Adoption rates, systems on chip, and the scaling gap
Traditionally, there has been a lag – or “scaling gap” – between analog/mixed and digital ICs. Digital ASICs have nearly always benefited from using the most recent technology, whereas analog/mixed ICs have faced new design challenges for every step of scaling. Consequentially, ADC designers have lingered in older, or custom, technologies where they knew they could meet the spec, while digital ASIC designers switched to new nodes as soon as possible. This approach was acceptable – perhaps even optimal – as long as ADCs were used as stand-alone components. Moving into the age of the SoC (system on chip), the scaling gap is increasingly unacceptable.
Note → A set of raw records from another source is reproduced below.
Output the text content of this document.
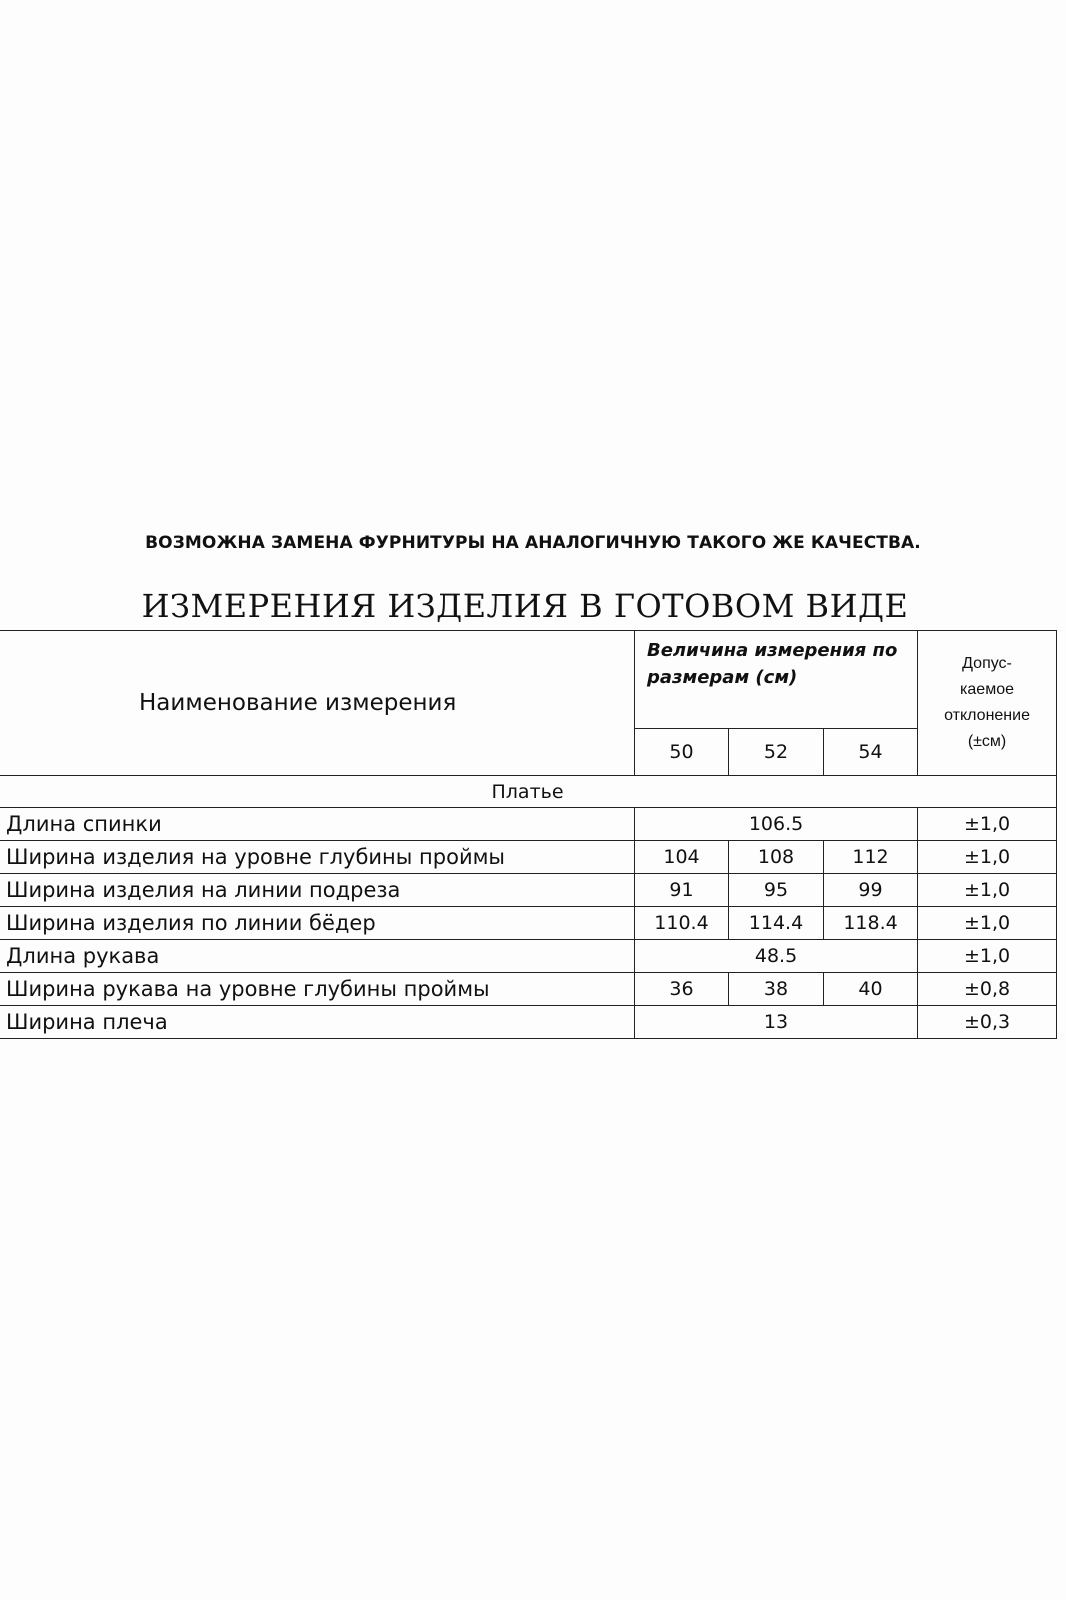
ВОЗМОЖНА ЗАМЕНА ФУРНИТУРЫ НА АНАЛОГИЧНУЮ ТАКОГО ЖЕ КАЧЕСТВА.

ИЗМЕРЕНИЯ ИЗДЕЛИЯ В ГОТОВОМ ВИДЕ
Наименование измерения	Величина измерения по размерам (см)			Допус-
каемое
отклонение
(±см)
	50	52	54	
Платье				
Длина спинки	106.5			±1,0
Ширина изделия на уровне глубины проймы	104	108	112	±1,0
Ширина изделия на линии подреза	91	95	99	±1,0
Ширина изделия по линии бёдер	110.4	114.4	118.4	±1,0
Длина рукава	48.5			±1,0
Ширина рукава на уровне глубины проймы	36	38	40	±0,8
Ширина плеча	13			±0,3
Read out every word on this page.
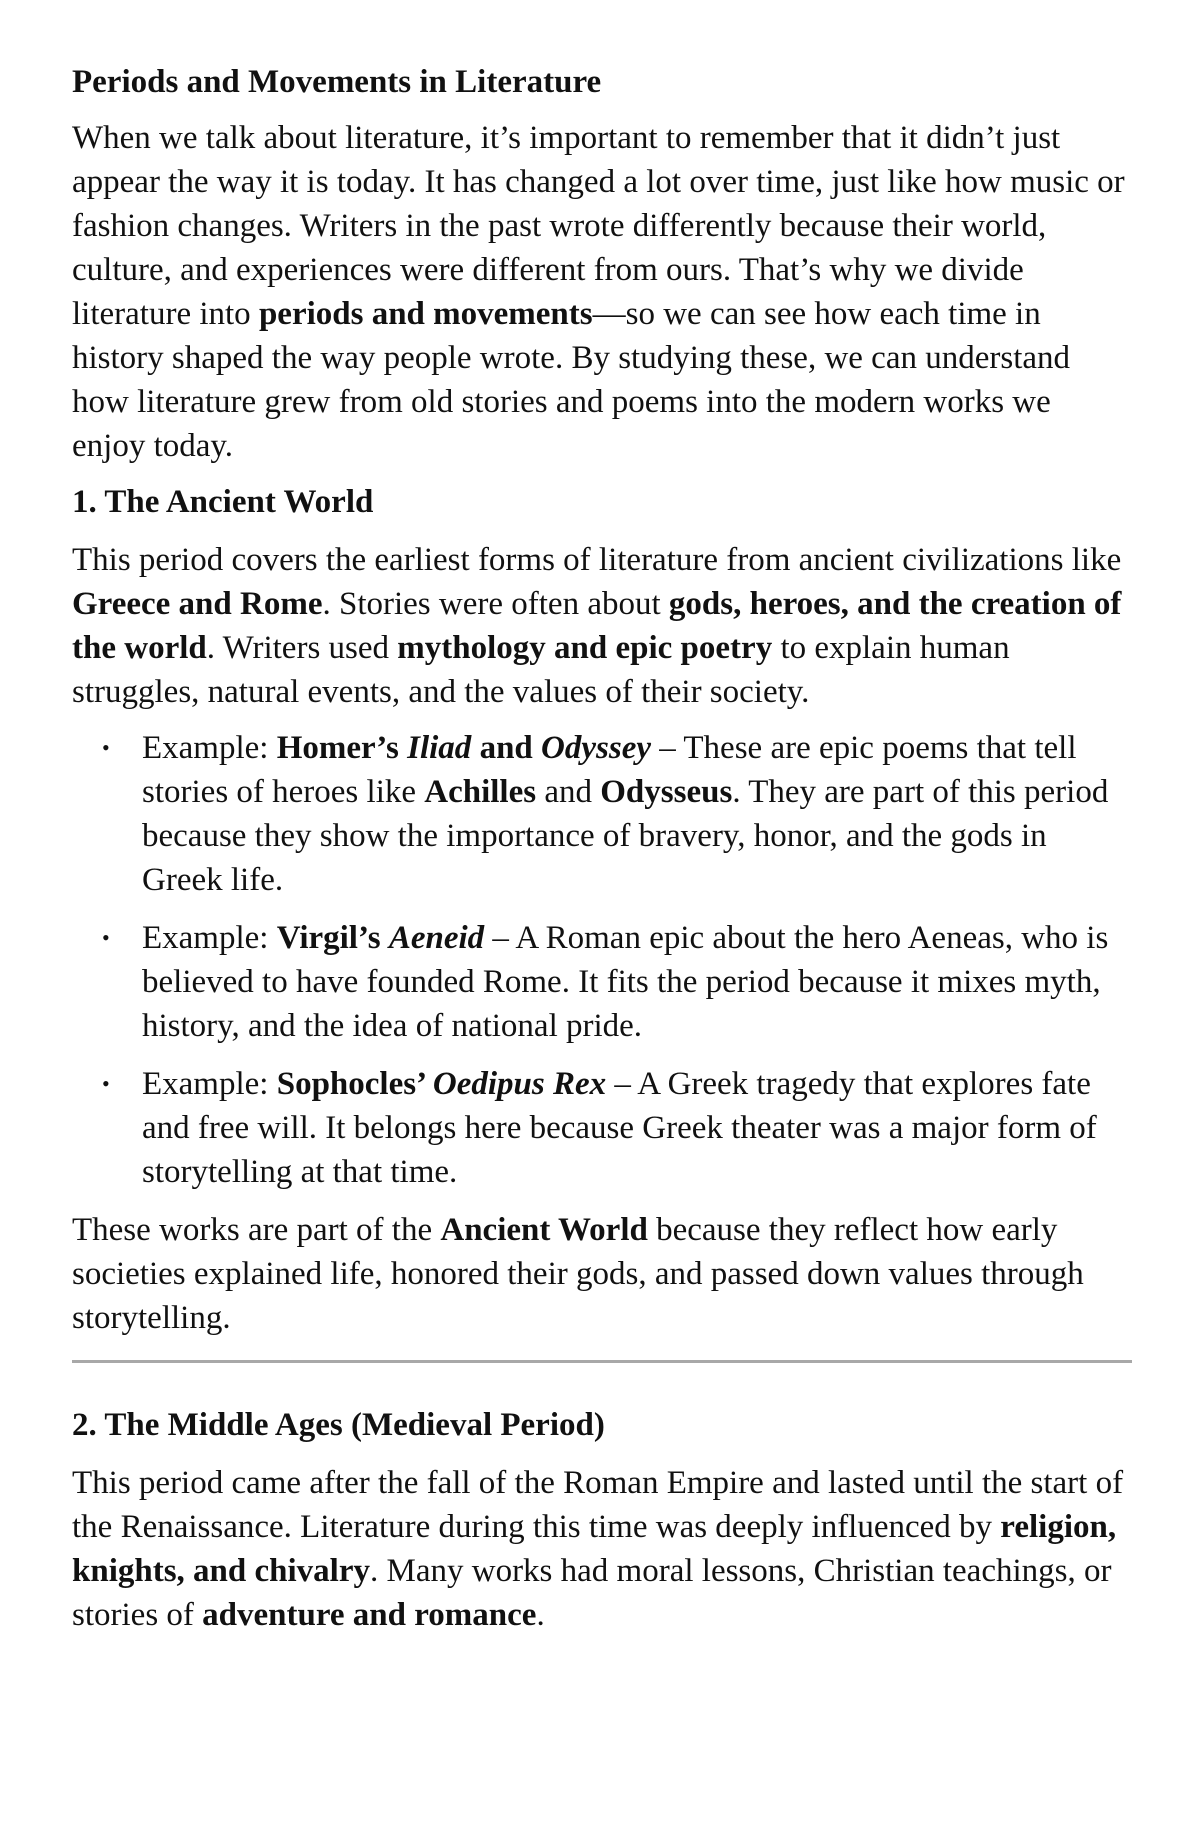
Periods and Movements in Literature

When we talk about literature, it’s important to remember that it didn’t just appear the way it is today. It has changed a lot over time, just like how music or fashion changes. Writers in the past wrote differently because their world, culture, and experiences were different from ours. That’s why we divide literature into periods and movements—so we can see how each time in history shaped the way people wrote. By studying these, we can understand how literature grew from old stories and poems into the modern works we enjoy today.

1. The Ancient World

This period covers the earliest forms of literature from ancient civilizations like Greece and Rome. Stories were often about gods, heroes, and the creation of the world. Writers used mythology and epic poetry to explain human struggles, natural events, and the values of their society.

• Example: Homer’s Iliad and Odyssey – These are epic poems that tell stories of heroes like Achilles and Odysseus. They are part of this period because they show the importance of bravery, honor, and the gods in Greek life.
• Example: Virgil’s Aeneid – A Roman epic about the hero Aeneas, who is believed to have founded Rome. It fits the period because it mixes myth, history, and the idea of national pride.
• Example: Sophocles’ Oedipus Rex – A Greek tragedy that explores fate and free will. It belongs here because Greek theater was a major form of storytelling at that time.

These works are part of the Ancient World because they reflect how early societies explained life, honored their gods, and passed down values through storytelling.

2. The Middle Ages (Medieval Period)

This period came after the fall of the Roman Empire and lasted until the start of the Renaissance. Literature during this time was deeply influenced by religion, knights, and chivalry. Many works had moral lessons, Christian teachings, or stories of adventure and romance.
The A/D-converters must be on the same chip as the rest of the circuit, and migrating the digital parts backwards is almost never an option. Therefore the gap must close.
Personally, I believe that this SoC-driven need to close the scaling gap is the most likely explanation for the increased rate of early adoption observed in [1] and mentioned above. If you have any other suggestions, please share them with us in the comments below.
Future ADC scaling
If the current scaling trend should continue, early adopters would implement ADCs in 5.5 nm CMOS by 2020. As mentioned in [1], that is well below the technologies predicted available for RF/AMS design by 2020 [3]. As the gap closes between analog and digital, we will therefore see a slowdown in adoption rate.
In fact, the RF/AMS data in [3] suggests that the scaling gap is already quite small. A minimum L = 24 nm for HP logic in 2011 should be compared with the most deeply scaled ADC in 32 nm CMOS, presented by a team from Intel [4]. Since a small lag between digital and RF/AMS ASICs (as well as between technology “year of production” and ADC “year of publication”) may be inevitable, a slowdown in early-adoption ADC scaling could be just around the corner.
References
[1] B. E. Jonsson, “A survey of A/D-converter performance evolution,” Proc. of IEEE Int. Conf. Electronics Circ. Syst. (ICECS), Athens, Greece, pp. 768–771, Dec., 2010.
[2] B. E. Jonsson, “On CMOS scaling and A/D-converter performance,” Proc. of NORCHIP, Tampere, Finland, pp. 1–4, Nov. 2010.
[3] International Technology Roadmap for Semiconductors (ITRS), 2011 Edition [Online]. Available: http://www.itrs.net
[4] B. R. Carlton, H. Lakdawala, E. Alpman, J. Rizk, Y. W. Li, B. Perez-Esparza, V. Rivera, C. F. Nieva, E. Gordon, P. Hackney, C.-H. Jan, I. A. Young, and K. Soumyanath, “A 32nm, 1.05V, BIST enabled, 10-40MHz, 11-9 bit, 0.13mm2 digitized integrator MASH ΔΣ ADC,” Symp. VLSI Circ. Digest of Technical Papers, Kyoto, Japan, pp. 36–37, June, 2011.